Positive 2H17 results: Cathay's 2H17 results returned to profit of HK$792mn, after a significant net loss of HK$2bn in 1H17. This was mainly driven by a 19% surge in cargo revenues, which saw an 11.3% YoY recovery in yield, and robust cargo volumes (RFTK: +9% YoY). In addition, thanks to management's execution of its business transformation programme, unit costs (ex-fuel costs) remained flat.
Raising 2018-19e earnings: Given better-than-expected earnings performance in 2H17, we raise our 2018-19 net profit forecasts by 10% and 2% to HK$1.28bn and HK$4.08bn, and introduce a 2019e net profit of HK$4bn, supported by: 1) further recovery in passenger and cargo yields, 2) less fuel hedging losses amid increasing crude oil prices and 3) more contributions from Air China (18.13% owned by Cathay Pacific).

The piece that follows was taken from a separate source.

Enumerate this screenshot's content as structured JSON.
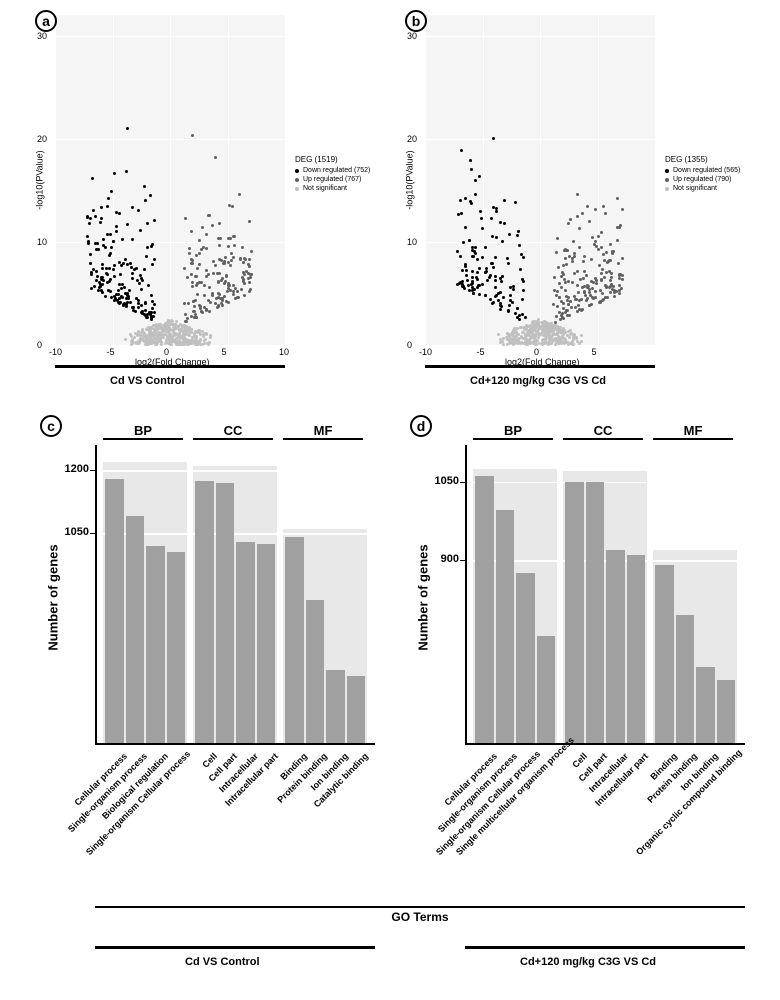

Remain EW: We raise our price target to HK$15.34 from HK$13.95, to reflect our increased earnings forecasts, but we remain EW given limited 10% upside potential from the current share price. Cathay's stock price has rallied 14% YTD (vs. +5% for the Hang Seng Index). We believe the market has factored in the business turnaround potential, while uncertainties remain on the outlook for export demand growth. More importantly, we are still concerned about: 1) Cathay's strategic position as a Hong Kong-based transit-driven carrier facing intense competition from other countries/regions, and 2) potential traffic diversions after the launch of Guangzhou-Shenzhen-Hong Kong Express Rail Link in 3Q18.
Potential risks: Upside: 1) Stronger-than-expected profit turnaround; 2) Recovery in premium travel and potential stabilization or recovery in cargo demand; Downside: 1) Sustained yield pressure led by market competitions; 2) Exogenous events.